Calibrated to a single thermometer
The market settles off one sensor — the Central Park station. An early build had been calibrated against a gridded weather reanalysis instead of that exact sensor, and the two can differ by several degrees seasonally. Aligning the model to the true settlement source was one of the highest-leverage improvements in the project.
Correctness caught before it cost anything
Disciplined review is why the bot runs paper-first. It caught subtle bugs early — including one where the bot was pricing the next day's market against the current day's forecast — long before real capital was ever at stake.
Experiments, not hunches
Every strategy change ships as a pre-committed A/B: paper stacks against a control, with success criteria locked before results are read. A recurring discipline is refusing to overreact to small samples — more than once, a scary two-day signal turned out to be weather noise that three years of data refuted.
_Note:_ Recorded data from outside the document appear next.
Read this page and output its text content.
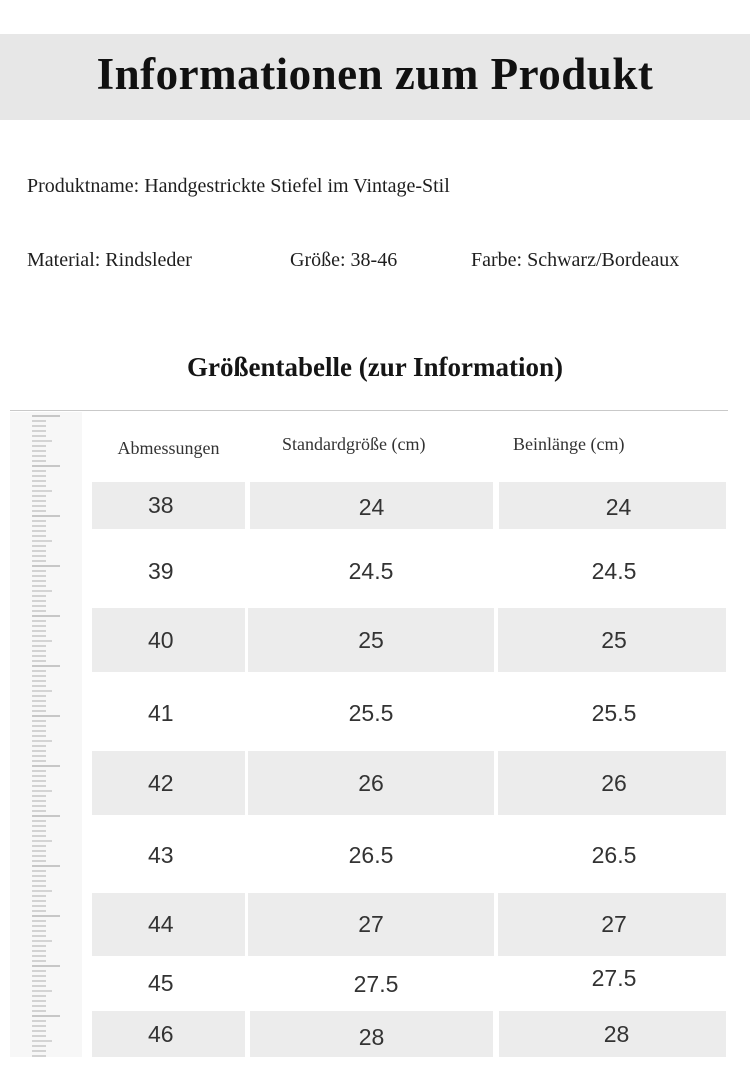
Informationen zum Produkt
Produktname: Handgestrickte Stiefel im Vintage-Stil
Material: Rindsleder	Größe: 38-46	Farbe: Schwarz/Bordeaux
Größentabelle (zur Information)
Abmessungen	Standardgröße (cm)	Beinlänge (cm)
38	24	24
39	24.5	24.5
40	25	25
41	25.5	25.5
42	26	26
43	26.5	26.5
44	27	27
45	27.5	27.5
46	28	28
Built like production infrastructure
- Treated as production trading infrastructure, not a prototype: ~570 unit tests, mypy --strict, and automated linting on every change.
- Fully serverless on AWS — Lambda (Python 3.12), DynamoDB, CloudWatch, and SES — deployed via SAM / CloudFormation on fixed cron cycles.
- Deliberately dependency-light: httpx, pydantic, and numpy, with the needed statistics implemented directly to avoid pulling in scipy and keep the Lambda artifact small.
- Safety designed in from day one: paper-trading by default, post-only limit orders that never cross the spread, and six independent kill switches — drawdown, daily-loss, anomaly, API-failure, manual, and inception-drawdown.
- Six instances run in parallel — one live, five paper experiments — so every new idea is proven on paper before it touches real capital.